Content Repository

VCS Tables

Updated: July 17, 2023

Fragment Tables

Each node has a unique identifier which is a UUID randomly generated by VCS. This random generation has the advantage that different cluster nodes don't have to coordinate with each other to create ids.

Some databases may use a database-native UUID instead of a string-based UUID if Nuxeo is configured to do so, or even an automatically-generated small integer instead (see nuxeo.vcs.idtype in Configuration Parameters Index (nuxeo.conf) or <idType> in VCS Configuration).

All the fragments making up a given node use the node id in their id column.
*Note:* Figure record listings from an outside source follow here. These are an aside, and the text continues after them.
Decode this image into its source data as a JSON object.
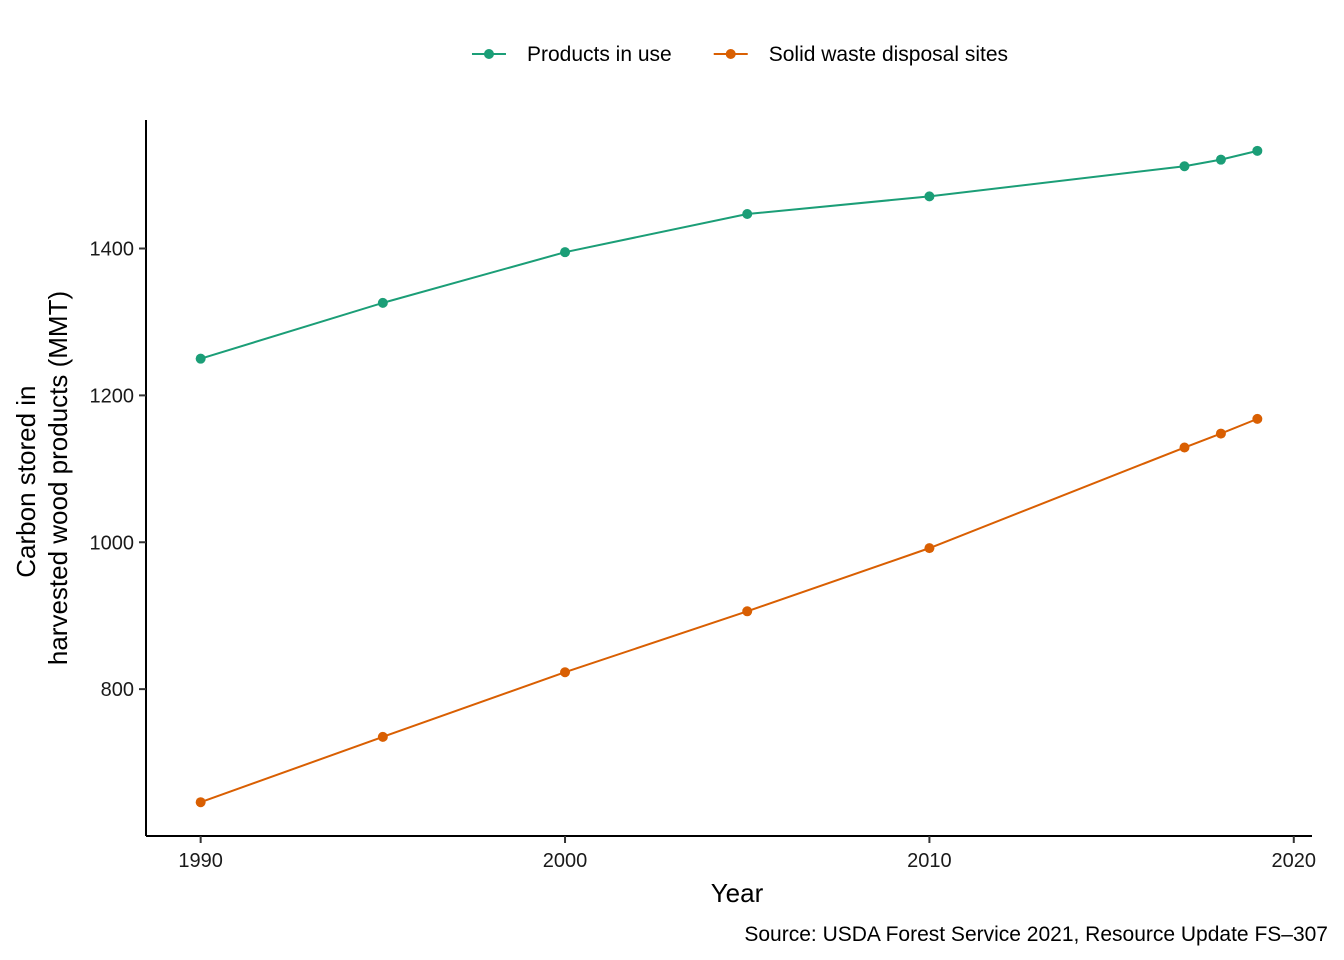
{
  "chart_data": {
    "type": "line",
    "title": "",
    "xlabel": "Year",
    "ylabel_lines": [
      "Carbon stored in",
      "harvested wood products (MMT)"
    ],
    "caption": "Source: USDA Forest Service 2021, Resource Update FS–307",
    "legend_position": "top",
    "grid": false,
    "x": [
      1990,
      1995,
      2000,
      2005,
      2010,
      2017,
      2018,
      2019
    ],
    "series": [
      {
        "name": "Products in use",
        "color": "#1b9e77",
        "values": [
          1250,
          1326,
          1395,
          1447,
          1471,
          1512,
          1521,
          1533
        ]
      },
      {
        "name": "Solid waste disposal sites",
        "color": "#d95f02",
        "values": [
          646,
          735,
          823,
          906,
          992,
          1129,
          1148,
          1168
        ]
      }
    ],
    "xticks": [
      1990,
      2000,
      2010,
      2020
    ],
    "yticks": [
      800,
      1000,
      1200,
      1400
    ],
    "xlim": [
      1988.5,
      2020.5
    ],
    "ylim": [
      600,
      1575
    ]
  }
}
For clarity in the rest of this document simple integers are used, but Nuxeo actually uses UUIDs, like 56e42c3f-db99-4b18-83ec-601e0653f906 for example.

Hierarchy Table

There are two kinds of nodes: filed ones (those who have a location in the containment hierarchy), and unfiled ones (version frozen nodes, and some other documents like tags).

Each node has a row in the main hierarchy table defining its containment information if it is filed, or just holding its name if it is unfiled. The same tables holds ordering information for ordered children.

Table **hierarchy** :

id parentid pos name ...
1     ""  
1234 1   workspace  
5678 1234   mydoc  

Note that:

  • The id column is used as a FOREIGN KEY reference with ON DELETE CASCADE from all other fragment tables that refer to it,
  • The pos is NULL for non-ordered children,
  • The parentid and pos are NULL for unfiled nodes,
  • The name is an empty string for the hierarchy's root.
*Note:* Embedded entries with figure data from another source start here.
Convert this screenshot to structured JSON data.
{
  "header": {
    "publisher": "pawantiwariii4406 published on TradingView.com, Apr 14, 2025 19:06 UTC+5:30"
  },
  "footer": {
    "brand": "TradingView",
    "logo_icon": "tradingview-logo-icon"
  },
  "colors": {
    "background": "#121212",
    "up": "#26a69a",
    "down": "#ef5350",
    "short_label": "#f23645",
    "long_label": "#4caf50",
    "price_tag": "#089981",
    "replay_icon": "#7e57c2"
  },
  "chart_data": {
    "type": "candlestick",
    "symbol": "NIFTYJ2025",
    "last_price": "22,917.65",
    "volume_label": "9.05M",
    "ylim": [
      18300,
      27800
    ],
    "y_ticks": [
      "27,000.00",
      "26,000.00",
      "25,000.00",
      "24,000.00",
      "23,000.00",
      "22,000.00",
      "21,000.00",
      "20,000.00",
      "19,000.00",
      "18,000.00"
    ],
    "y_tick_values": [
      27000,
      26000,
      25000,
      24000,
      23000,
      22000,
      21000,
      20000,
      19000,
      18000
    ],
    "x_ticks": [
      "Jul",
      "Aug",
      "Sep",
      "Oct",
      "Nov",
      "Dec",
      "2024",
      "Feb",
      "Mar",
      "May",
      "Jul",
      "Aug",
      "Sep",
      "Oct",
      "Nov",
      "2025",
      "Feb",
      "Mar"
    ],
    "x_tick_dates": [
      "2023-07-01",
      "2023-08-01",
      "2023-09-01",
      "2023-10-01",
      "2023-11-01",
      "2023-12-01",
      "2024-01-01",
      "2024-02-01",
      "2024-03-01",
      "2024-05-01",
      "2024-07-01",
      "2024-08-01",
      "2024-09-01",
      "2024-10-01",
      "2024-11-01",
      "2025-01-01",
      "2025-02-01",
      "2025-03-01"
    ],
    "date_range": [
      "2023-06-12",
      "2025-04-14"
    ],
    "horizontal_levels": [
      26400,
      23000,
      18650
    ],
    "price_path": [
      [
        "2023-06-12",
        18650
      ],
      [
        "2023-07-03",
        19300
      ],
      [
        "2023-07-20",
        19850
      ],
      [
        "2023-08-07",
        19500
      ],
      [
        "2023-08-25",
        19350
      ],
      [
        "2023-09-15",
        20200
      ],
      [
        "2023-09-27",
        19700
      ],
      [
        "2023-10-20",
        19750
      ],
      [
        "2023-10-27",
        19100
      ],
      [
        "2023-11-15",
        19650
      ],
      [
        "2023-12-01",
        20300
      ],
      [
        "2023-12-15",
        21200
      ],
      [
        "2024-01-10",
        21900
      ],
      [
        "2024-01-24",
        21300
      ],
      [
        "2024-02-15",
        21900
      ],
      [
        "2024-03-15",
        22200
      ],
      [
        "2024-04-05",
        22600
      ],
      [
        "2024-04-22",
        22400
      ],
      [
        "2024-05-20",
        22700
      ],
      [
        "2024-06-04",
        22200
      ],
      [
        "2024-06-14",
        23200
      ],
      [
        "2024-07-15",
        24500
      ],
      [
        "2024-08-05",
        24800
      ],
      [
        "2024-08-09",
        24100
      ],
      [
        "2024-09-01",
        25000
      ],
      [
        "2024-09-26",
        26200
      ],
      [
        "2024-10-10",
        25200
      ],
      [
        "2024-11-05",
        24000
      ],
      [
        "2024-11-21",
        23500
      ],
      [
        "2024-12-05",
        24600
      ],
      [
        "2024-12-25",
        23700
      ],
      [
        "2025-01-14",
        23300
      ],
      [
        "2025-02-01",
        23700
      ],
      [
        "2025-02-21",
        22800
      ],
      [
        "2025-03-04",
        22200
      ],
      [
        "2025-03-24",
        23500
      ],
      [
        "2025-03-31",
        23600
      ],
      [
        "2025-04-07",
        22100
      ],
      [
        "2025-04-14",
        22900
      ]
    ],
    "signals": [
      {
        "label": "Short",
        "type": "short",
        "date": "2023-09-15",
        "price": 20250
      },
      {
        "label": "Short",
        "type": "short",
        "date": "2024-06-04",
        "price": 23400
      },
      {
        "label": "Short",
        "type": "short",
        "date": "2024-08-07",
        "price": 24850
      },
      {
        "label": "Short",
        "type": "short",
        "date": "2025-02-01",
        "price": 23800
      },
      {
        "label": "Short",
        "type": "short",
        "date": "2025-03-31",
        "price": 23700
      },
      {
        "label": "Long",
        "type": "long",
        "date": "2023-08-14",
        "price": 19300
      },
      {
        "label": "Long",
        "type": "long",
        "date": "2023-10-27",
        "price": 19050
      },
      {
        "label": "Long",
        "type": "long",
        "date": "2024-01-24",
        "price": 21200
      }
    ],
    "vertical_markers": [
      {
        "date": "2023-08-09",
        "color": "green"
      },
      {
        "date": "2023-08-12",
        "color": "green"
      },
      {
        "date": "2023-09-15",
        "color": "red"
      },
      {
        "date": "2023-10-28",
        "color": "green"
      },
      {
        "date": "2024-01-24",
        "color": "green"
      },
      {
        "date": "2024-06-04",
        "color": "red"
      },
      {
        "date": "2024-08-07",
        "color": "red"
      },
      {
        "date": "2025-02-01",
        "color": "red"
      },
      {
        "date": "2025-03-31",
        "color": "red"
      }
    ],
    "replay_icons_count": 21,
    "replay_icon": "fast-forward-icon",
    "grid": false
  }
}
For performance reasons (denormalization) this table has actually more columns; they are detailed below.

Type Information

The node types are accessed from the main hierarchy table.

When retrieving a node by its id the primarytype and mixintypes are consulted. According to their values a set of applicable fragments is deduced, to give a full information of all the fragment tables that apply to this node.
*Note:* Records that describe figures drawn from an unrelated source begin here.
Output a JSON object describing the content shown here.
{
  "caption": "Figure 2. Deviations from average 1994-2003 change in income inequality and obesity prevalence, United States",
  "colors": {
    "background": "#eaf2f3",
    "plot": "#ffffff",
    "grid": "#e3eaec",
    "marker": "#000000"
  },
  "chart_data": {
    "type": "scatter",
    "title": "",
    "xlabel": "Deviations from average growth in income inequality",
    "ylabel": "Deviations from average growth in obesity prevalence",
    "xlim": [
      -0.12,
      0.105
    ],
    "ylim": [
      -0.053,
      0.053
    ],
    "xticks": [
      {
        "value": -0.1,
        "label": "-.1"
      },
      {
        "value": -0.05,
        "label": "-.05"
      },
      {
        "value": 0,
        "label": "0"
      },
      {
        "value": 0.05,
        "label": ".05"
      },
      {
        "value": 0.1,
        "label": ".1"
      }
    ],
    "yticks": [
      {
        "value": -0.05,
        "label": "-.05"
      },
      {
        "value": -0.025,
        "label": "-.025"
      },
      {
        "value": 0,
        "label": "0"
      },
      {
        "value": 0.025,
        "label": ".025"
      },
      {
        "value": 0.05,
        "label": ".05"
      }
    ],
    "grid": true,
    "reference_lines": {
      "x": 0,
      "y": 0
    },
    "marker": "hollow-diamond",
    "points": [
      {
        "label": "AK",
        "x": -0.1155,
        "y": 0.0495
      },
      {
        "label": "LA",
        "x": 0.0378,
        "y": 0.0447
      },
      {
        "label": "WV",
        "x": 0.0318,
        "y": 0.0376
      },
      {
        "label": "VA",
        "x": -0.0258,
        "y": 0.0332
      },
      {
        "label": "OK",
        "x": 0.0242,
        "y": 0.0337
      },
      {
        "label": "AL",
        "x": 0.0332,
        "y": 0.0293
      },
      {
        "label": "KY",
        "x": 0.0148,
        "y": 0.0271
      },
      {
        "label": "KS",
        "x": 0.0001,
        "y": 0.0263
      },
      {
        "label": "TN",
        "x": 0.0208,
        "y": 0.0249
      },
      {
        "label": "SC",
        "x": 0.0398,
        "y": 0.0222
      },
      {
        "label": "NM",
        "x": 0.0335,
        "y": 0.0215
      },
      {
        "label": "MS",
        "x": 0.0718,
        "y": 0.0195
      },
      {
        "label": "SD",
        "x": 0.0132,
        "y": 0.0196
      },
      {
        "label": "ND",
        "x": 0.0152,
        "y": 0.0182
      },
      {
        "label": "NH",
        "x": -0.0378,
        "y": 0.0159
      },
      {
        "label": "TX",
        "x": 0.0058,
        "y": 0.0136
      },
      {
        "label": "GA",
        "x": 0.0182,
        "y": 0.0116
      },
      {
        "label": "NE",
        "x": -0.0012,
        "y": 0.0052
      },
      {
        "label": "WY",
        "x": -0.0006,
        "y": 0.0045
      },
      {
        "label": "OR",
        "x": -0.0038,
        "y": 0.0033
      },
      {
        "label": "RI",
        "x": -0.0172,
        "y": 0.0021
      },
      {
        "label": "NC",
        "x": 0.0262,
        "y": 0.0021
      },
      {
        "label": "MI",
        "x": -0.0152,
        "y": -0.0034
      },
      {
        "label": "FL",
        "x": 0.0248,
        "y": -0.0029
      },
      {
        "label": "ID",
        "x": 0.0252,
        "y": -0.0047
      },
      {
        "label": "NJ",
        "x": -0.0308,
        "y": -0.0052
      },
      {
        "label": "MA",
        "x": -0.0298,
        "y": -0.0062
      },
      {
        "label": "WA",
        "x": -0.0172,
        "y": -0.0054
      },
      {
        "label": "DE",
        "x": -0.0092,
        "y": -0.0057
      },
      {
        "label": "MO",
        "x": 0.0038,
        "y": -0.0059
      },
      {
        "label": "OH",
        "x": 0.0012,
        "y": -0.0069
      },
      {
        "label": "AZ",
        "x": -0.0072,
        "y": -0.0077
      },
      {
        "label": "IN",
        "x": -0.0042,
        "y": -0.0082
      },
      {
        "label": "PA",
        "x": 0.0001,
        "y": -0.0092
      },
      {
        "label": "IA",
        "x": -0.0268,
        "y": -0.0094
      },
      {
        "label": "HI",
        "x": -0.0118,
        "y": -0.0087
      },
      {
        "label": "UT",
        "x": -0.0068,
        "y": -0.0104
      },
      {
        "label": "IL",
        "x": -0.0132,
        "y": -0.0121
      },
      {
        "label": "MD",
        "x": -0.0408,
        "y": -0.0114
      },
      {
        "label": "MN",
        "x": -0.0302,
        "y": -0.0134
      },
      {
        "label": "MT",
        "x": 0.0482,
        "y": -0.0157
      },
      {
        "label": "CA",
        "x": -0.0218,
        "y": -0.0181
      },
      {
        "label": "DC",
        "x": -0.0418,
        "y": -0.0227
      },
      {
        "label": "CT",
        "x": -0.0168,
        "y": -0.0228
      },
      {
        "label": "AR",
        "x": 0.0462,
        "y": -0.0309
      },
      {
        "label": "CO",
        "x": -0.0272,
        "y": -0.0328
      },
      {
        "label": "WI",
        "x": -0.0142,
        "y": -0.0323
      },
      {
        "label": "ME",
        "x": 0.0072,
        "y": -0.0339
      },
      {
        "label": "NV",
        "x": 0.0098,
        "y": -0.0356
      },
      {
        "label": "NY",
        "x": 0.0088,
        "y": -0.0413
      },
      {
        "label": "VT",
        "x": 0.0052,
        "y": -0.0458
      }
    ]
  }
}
Table **hierarchy**  (continued):

id ... isproperty primarytype mixintypes ...
1   FALSE Root    
1234   FALSE Bar    
5678   FALSE MyType [Facet1,Facet2]  

The isproperty column holds a boolean that distinguishes normal children from complex properties,

The mixintypes stores a set of mixins (called Facets in the high-level documentation). For databases that support arrays (PostgreSQL), they are stored as an array; for other databases, they are stored as a |-separated string with initial and final | terminators (in order to allow efficient LIKE-based matching) — for the example row 5678 above the mixins would be stored as the string |Facet1|Facet2|.

Simple Fragment Tables

Each Nuxeo schema corresponds to one table. The table's columns are all the single-valued properties of the corresponding schema. Multi-valued properties are stored in a separate table each.

A "myschema" fragment (corresponding to a Nuxeo schema with the same name) will have the following table:

Table **myschema** :

id title description created
5678 Mickey The Mouse 2008-08-01 12:56:15.000

A consequence is that to retrieve the content of a node, a SELECT will have to be done in each of the tables corresponding to the node type and all its inherited node types. However lazy retrieval of a node's content means that in many cases only a subset of these tables will be needed.

Collection Fragment Tables

A multi-valued property is represented as data from a separate array table holding the values and their order. For instance, the property "my:subjects" of the schema "myschema" with prefix "my" will be stored in the following table:

Table **my_subjects** :

id pos item
5678 0 USA
5678 1 CTU

Files and Blobs

The blob abstraction in Nuxeo is treated by the storage as any other schema, "content", except that one of the columns, data, hold a blob key. This blob key corresponds indirectly to the content of the file. Because the content schema is used as a complex property, there are two entries in the hierarchy table for each document.

Table **hierarchy** :

id parentid name isproperty primarytype ...
4061 5678 myreport FALSE File  
4062 5678 test FALSE File  
4063 5678 test2 FALSE File  
8501 4061 content TRUE content  
8502 4062 content TRUE content  
8503 4063 content TRUE content  

Table **content** :

id data name mime-type encoding length digest
8501 ebca0d868ef3 report.pdf application/pdf   344256  
8502 5f3b55a834a0 test.txt text/plain ISO-8859-1 541  
8503 5f3b55a834a0 test_copy.txt text/plain ISO-8859-1 541  

Table **file** :

id filename
4061 report.pdf
4062 test.txt
4063 test_copy.txt

The filename of a blob is primarily stored in the name column of the content table. For historical reasons, the filename is also stored in a separate file table.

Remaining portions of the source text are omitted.